Federal Jury Finds Uber Liable for Actions of Driver Who Grabbed Passenger’s Inner Thigh

Rideshare giant Uber is liable for the behavior of a driver who grabbed the inner thigh of a passenger as she was leaving the front seat of his car and asked if he could “keep her” with him, a jury in North Carolina found Monday.

The federal jury in Charlotte awarded the plaintiff $5,000 in damages, said Ellyn Hurd, one of the plaintiff’s lawyers.

The so-called bellwether case is part of a broader group of sexual assault lawsuits filed against Uber in multiple jurisdictions around the country and is the third to go to trial. In February, a federal jury in Arizona ordered Uber to pay $8.5 million to a woman who said one of its drivers raped her during a trip using the platform. Last year, a California jury found Uber not liable for the alleged assault of a rider.

Uber, in an emailed statement, took note of the relatively small financial judgment in the North Carolina case and that the jury found that battery had occurred and not sexual assault.

“The jury’s award here should further bring these cases back to reality, as it represents a tiny fraction of previous demands,” the Uber statement said, adding that the company has strong grounds for appeal because it believes the jury was incorrectly instructed on the question of liability.

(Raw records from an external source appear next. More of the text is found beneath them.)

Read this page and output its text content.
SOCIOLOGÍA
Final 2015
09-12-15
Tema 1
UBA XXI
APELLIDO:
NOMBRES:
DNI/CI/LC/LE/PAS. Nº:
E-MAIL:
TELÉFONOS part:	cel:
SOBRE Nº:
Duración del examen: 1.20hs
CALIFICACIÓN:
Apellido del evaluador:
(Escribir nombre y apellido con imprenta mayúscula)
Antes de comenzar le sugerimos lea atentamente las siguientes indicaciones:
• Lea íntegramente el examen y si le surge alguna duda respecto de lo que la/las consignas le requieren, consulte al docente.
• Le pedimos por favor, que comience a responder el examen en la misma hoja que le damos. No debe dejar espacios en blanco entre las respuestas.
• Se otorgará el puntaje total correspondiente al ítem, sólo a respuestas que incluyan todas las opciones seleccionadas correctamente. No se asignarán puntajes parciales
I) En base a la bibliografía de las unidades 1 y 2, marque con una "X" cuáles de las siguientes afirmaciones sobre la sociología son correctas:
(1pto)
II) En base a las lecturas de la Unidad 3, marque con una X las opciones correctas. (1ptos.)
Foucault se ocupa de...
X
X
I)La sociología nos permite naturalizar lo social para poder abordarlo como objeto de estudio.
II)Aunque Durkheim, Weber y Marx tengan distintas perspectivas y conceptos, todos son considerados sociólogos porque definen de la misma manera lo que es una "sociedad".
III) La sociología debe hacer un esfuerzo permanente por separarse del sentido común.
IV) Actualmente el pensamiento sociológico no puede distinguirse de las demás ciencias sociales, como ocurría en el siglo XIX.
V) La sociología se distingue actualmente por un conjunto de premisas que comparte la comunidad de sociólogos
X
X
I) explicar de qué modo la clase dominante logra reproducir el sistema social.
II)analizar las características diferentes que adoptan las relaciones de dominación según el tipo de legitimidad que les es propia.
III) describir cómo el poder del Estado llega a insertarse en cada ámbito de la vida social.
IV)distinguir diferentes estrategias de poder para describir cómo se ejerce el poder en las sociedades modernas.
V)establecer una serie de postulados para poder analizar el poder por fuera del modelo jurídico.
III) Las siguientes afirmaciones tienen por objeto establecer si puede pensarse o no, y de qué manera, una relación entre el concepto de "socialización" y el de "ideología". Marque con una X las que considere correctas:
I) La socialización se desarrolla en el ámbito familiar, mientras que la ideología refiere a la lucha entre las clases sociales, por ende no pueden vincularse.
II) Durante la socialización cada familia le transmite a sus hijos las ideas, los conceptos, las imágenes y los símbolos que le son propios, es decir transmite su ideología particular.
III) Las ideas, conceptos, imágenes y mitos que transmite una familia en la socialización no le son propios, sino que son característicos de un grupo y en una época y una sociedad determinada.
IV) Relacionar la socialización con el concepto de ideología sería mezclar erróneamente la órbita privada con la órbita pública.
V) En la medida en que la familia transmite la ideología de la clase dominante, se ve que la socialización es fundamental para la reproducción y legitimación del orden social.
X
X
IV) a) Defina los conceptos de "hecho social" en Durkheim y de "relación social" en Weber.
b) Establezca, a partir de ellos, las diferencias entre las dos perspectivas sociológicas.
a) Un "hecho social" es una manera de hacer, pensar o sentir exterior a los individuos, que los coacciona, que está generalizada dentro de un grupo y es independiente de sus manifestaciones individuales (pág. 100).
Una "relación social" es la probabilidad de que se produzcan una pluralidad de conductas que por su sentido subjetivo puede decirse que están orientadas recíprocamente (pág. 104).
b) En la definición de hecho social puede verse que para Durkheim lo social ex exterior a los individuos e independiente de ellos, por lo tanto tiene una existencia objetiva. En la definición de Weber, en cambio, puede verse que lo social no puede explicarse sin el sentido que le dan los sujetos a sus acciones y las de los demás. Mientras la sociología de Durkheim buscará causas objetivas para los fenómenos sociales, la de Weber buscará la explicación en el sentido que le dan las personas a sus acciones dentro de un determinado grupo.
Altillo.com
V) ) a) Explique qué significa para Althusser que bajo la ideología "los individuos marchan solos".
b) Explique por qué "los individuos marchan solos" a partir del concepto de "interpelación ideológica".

The AP does not typically name people who have said they were sexually abused unless they have given consent through their attorneys or come forward publicly.

Hurd said the verdict bodes well for other plaintiffs, saying that Uber, not the plaintiffs, selected the North Carolina case as a test case for the broader group of pending lawsuits.

“This was a case that they thought going in that they were going to win,” Hurd said. “They picked all the criteria — this is the case that they picked, that they wanted to try. And the jury believed the plaintiff and they lost.”

The lawsuits follow years of criticism of Uber’s safety record, including thousands of incidents of sexual assault reported by both passengers and drivers. Because Uber drivers are categorized as gig workers — working as contractors, rather than company employees — the platform has long maintained it’s not liable for their misconduct.

The judge presiding over the group of lawsuits, U.S. District Court Judge Charles R. Breyer, ruled that Uber was a “common carrier” under North Carolina law and was thus liable for the driver’s action. Breyer said Uber holds itself out to the public as a transportation provider through its advertising and the control it exerts over Uber rides and the safety of its passengers. North Carolina could have explicitly exempted Uber and other rideshare providers from its common carrier liability, as Florida and Texas have, but did not, he said.

Hurd said that means the North Carolina jury only had to decide whether the attack happened.

The driver denied touching the plaintiff, Uber said. The company said the plaintiff never reported the incident to law enforcement and it only learned of it when the lawsuit was filed three years later.

Hurd said just because the plaintiff didn’t report it to law enforcement doesn’t mean it’s not true. During the trial, which started Wednesday and wrapped up Monday, the jury heard testimony from the driver, the plaintiff and friends of the plaintiff who corroborated her story, Hurd said.

Breyer, who is based in San Francisco in the U.S. District Court for the Northern District of California, is due to hear two more sexual assault test case trials against Uber. The next is scheduled for mid-September in San Francisco.